The film is one of compassion and understanding, of true life values, of mistakes and learning to correct them, and of finally knowing how to let go, with a smile on one’s face, as Carter’s wife smiles as they lead her husband into the operating room, not certain whether she would see him again. Though her heart aches, she smiles, because she wants him to remember her with a smile on her face, loving and devoted as she has been during their entire life together. Everyone makes mistakes of taking their loved ones for granted, forgetting how important they are to them, but in the end, all it takes is a heart full of love and a humble asking for forgiveness, to put the person back onto the right path. This is exactly what happens to the protagonists. As the saying goes, they once were lost, but at the end of their lives, they were found again, not only by each other, but by their families as well. Taking all of these factors into account, the impact that the movie has had on me is one that can barely be described in words, just like what these two men felt for each other and for their families.
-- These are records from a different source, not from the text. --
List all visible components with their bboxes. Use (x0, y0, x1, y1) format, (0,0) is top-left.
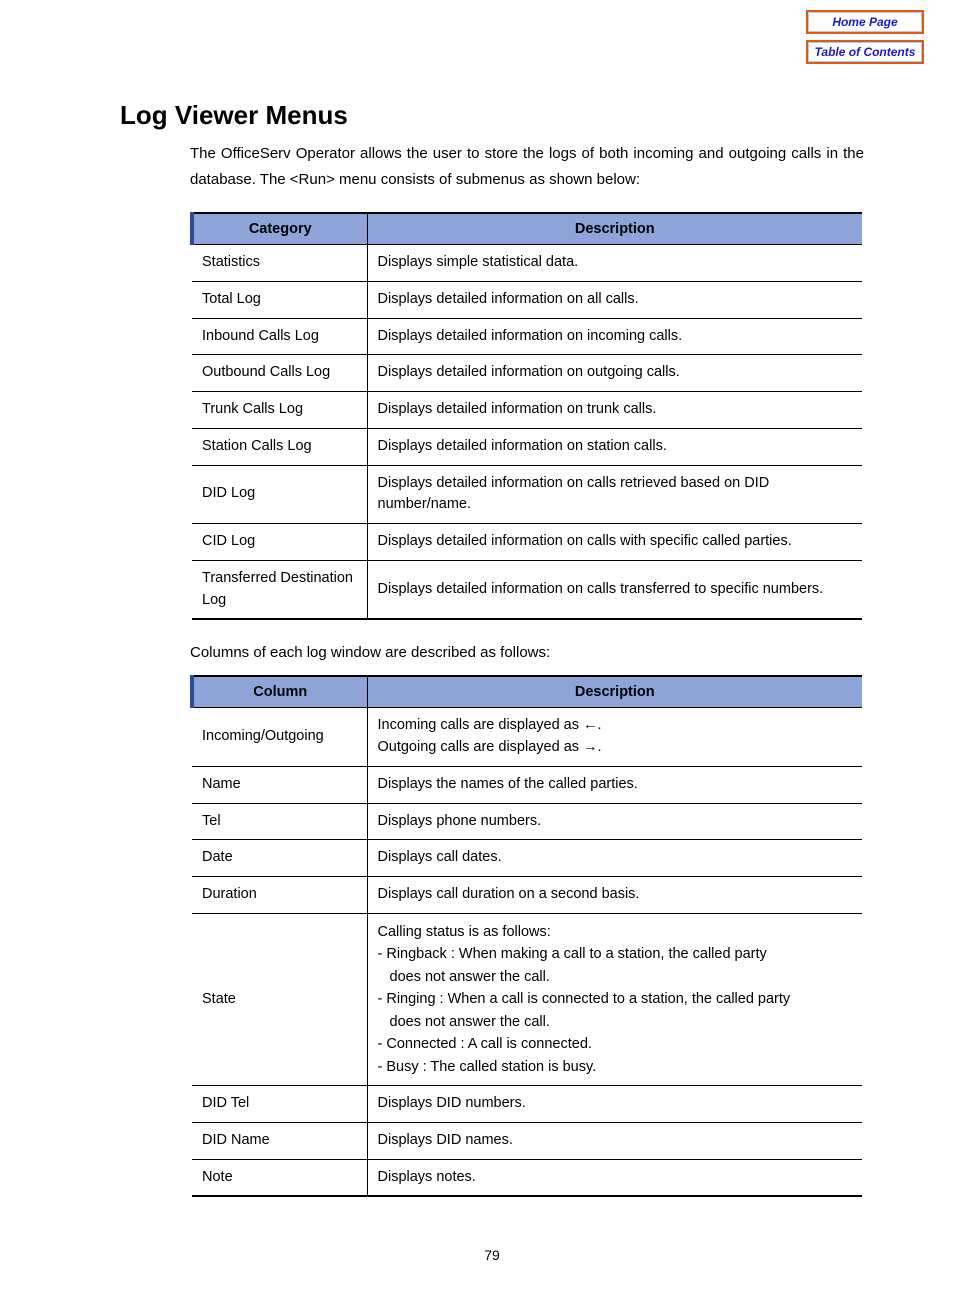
table-row: Outbound Calls LogDisplays detailed info… (192, 355, 862, 392)
cell-description: Displays DID names. (367, 1122, 862, 1159)
table-row: Incoming/OutgoingIncoming calls are disp… (192, 708, 862, 767)
cell-description: Displays detailed information on calls w… (367, 524, 862, 561)
nav-button-group: Home Page Table of Contents (806, 10, 924, 64)
document-page: Home Page Table of Contents Log Viewer M… (0, 0, 954, 1303)
cell-column: Note (192, 1159, 367, 1196)
cell-description: Displays phone numbers. (367, 803, 862, 840)
table-row: DID TelDisplays DID numbers. (192, 1086, 862, 1123)
toc-button[interactable]: Table of Contents (806, 40, 924, 64)
table-row: DurationDisplays call duration on a seco… (192, 877, 862, 914)
table-row: Inbound Calls LogDisplays detailed infor… (192, 318, 862, 355)
column-table: Column Description Incoming/OutgoingInco… (190, 675, 862, 1197)
cell-description: Displays call duration on a second basis… (367, 877, 862, 914)
cell-category: Trunk Calls Log (192, 392, 367, 429)
table-row: DID NameDisplays DID names. (192, 1122, 862, 1159)
cell-column: Incoming/Outgoing (192, 708, 367, 767)
header-description: Description (367, 676, 862, 708)
table-row: CID LogDisplays detailed information on … (192, 524, 862, 561)
intro-paragraph: The OfficeServ Operator allows the user … (190, 141, 864, 192)
header-column: Column (192, 676, 367, 708)
page-number: 79 (120, 1247, 864, 1263)
cell-description: Displays detailed information on station… (367, 428, 862, 465)
cell-column: DID Tel (192, 1086, 367, 1123)
cell-category: Total Log (192, 281, 367, 318)
cell-description: Displays detailed information on outgoin… (367, 355, 862, 392)
table-row: Station Calls LogDisplays detailed infor… (192, 428, 862, 465)
cell-description: Displays notes. (367, 1159, 862, 1196)
cell-description: Displays detailed information on trunk c… (367, 392, 862, 429)
cell-description: Displays detailed information on calls t… (367, 560, 862, 619)
table-header-row: Column Description (192, 676, 862, 708)
table-row: TelDisplays phone numbers. (192, 803, 862, 840)
cell-category: Statistics (192, 245, 367, 282)
cell-description: Displays detailed information on all cal… (367, 281, 862, 318)
cell-category: Station Calls Log (192, 428, 367, 465)
table-row: DID LogDisplays detailed information on … (192, 465, 862, 524)
page-title: Log Viewer Menus (120, 100, 864, 131)
cell-category: Transferred Destination Log (192, 560, 367, 619)
cell-column: DID Name (192, 1122, 367, 1159)
table-row: Trunk Calls LogDisplays detailed informa… (192, 392, 862, 429)
cell-description: Displays call dates. (367, 840, 862, 877)
table-row: NoteDisplays notes. (192, 1159, 862, 1196)
cell-description: Displays detailed information on incomin… (367, 318, 862, 355)
table-row: StateCalling status is as follows:- Ring… (192, 913, 862, 1085)
cell-column: Duration (192, 877, 367, 914)
cell-category: Inbound Calls Log (192, 318, 367, 355)
cell-description: Displays the names of the called parties… (367, 766, 862, 803)
table-header-row: Category Description (192, 213, 862, 245)
cell-category: DID Log (192, 465, 367, 524)
header-description: Description (367, 213, 862, 245)
home-page-button[interactable]: Home Page (806, 10, 924, 34)
cell-column: Tel (192, 803, 367, 840)
mid-paragraph: Columns of each log window are described… (190, 644, 864, 661)
table-row: DateDisplays call dates. (192, 840, 862, 877)
table-row: NameDisplays the names of the called par… (192, 766, 862, 803)
cell-description: Displays detailed information on calls r… (367, 465, 862, 524)
category-table: Category Description StatisticsDisplays … (190, 212, 862, 620)
header-category: Category (192, 213, 367, 245)
cell-description: Displays DID numbers. (367, 1086, 862, 1123)
table-row: Transferred Destination LogDisplays deta… (192, 560, 862, 619)
cell-column: Date (192, 840, 367, 877)
cell-category: Outbound Calls Log (192, 355, 367, 392)
cell-column: State (192, 913, 367, 1085)
table-row: Total LogDisplays detailed information o… (192, 281, 862, 318)
cell-column: Name (192, 766, 367, 803)
cell-description: Calling status is as follows:- Ringback … (367, 913, 862, 1085)
cell-category: CID Log (192, 524, 367, 561)
cell-description: Displays simple statistical data. (367, 245, 862, 282)
table-row: StatisticsDisplays simple statistical da… (192, 245, 862, 282)
cell-description: Incoming calls are displayed as ←.Outgoi… (367, 708, 862, 767)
The movie The Bucket List touches very closely and profoundly onto the subject and theme of death and the notion of dying, by exposing two protagonists as people who are anything but perfect. They make mistakes, they say and do the wrong things, but in the end, they realize what really matters in life, and it is this that helps them face death resolutely and without fear.
The Bucket List. Dir. Rob Reiner. Perf. Jack Nicholson, Morgan Freeman. Warner Bros, 2007. Film.